On March 5, the customer called to ask why $1 million had been wired from its account, thereby alerting Phillip that the wire request was fraudulent. Phillip then took steps to preclude additional transfers, notified the CFTC, and reimbursed the customer for the $1 million that had been improperly disbursed.
The CFTC found that Phillip had violated CFTC Regulations 166.3 and 160.30. According to the CFTC, the ISSP adopted by Phillip was not reasonably tailored to its operations, and Phillip’s supervisors failed to assign an adequately qualified employee to oversee the ISSP and to oversee the actions of its employees in implementing and following cybersecurity policies. In addition, Phillip did not have compliance personnel who could knowledgeably assess its cybersecurity policies and procedures. These shortcomings were highlighted by Phillip’s failure to consult its ISSP following the security breach, and by its failure to grasp the importance of assessing the scope of the breach and its effects on customer data.

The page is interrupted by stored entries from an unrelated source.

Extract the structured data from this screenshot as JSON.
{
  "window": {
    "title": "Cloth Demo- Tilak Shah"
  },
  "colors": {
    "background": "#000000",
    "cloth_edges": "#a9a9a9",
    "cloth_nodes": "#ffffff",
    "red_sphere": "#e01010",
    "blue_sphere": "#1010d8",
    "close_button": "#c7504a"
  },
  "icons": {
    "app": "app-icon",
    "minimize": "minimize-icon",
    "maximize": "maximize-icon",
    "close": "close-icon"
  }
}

The Failure to Notify Customers
Following the cybersecurity breach and fraudulent transfer, Phillip management considered what, if anything, it should disclose to its customers regarding these events. The company decided not to inform its customers, but instead sent a non-specific warning to its customers about phishing schemes in general. Indeed, the company took efforts to keep the fact of the breach from its customers and the public, with the company’s co-CEO noting in a company-wide email that “this is all confidential and no mention should be made outside the company – this is very important and could affect the company.”
Following an investigation, Phillip determined that the cyber criminals had obtained the information of a second customer, and Phillip alerted that customer. Phillip could not, however, determine whether the criminals had viewed other customers’ information, and it decided not to inform other customers on that basis.

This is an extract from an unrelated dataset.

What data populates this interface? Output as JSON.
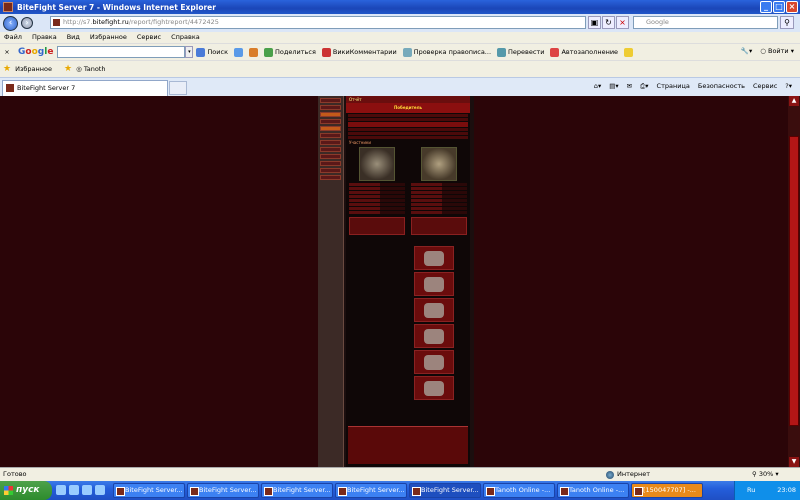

The CFTC found that Phillip’s failure to disclose the facts of the breach and the fraudulent wire transfer in a timely manner to all of its customers was a violation of CFTC Regulation 1.55(i). That information, the CFTC reasoned, would have been material to customers’ decision-making. As the CFTC explained:
- The facts that [Phillip] was subject to a cybersecurity attack that compromised customer information, and then, following that attack, honored a fraudulent request to wire $1 million in customer funds, and could not determine the scope of compromised customer information, is information that would be material to a customer’s decision to entrust its funds and do business with [Phillip]. Indeed, the fact that [Phillip] took steps to safeguard these facts in order to protect its reputation demonstrates the materiality of this information.
This is the second enforcement action in which the CFTC has held a regulated entity accountable for failing to implement or follow appropriate cybersecurity procedures, thereby allowing outsiders to obtain access to client funds or information. The Securities and Exchange Commission has taken several enforcement actions in this vein, which have held broker-dealers or investment advisors liable for failing to interdict external or internal cyber threats. Although we have not yet seen a significant enforcement action by banking regulators to similar effect, financial institutions of all kinds should be increasingly prepared to face enforcement when they are victimized by cyber criminals.
Further, this enforcement action puts FCMs on notice that, depending on the facts and circumstances, a cyber attack may rise to the level of material information that needs to be disclosed to existing and prospective customers. FCMs should consider incorporating this issue in their incident-response procedures.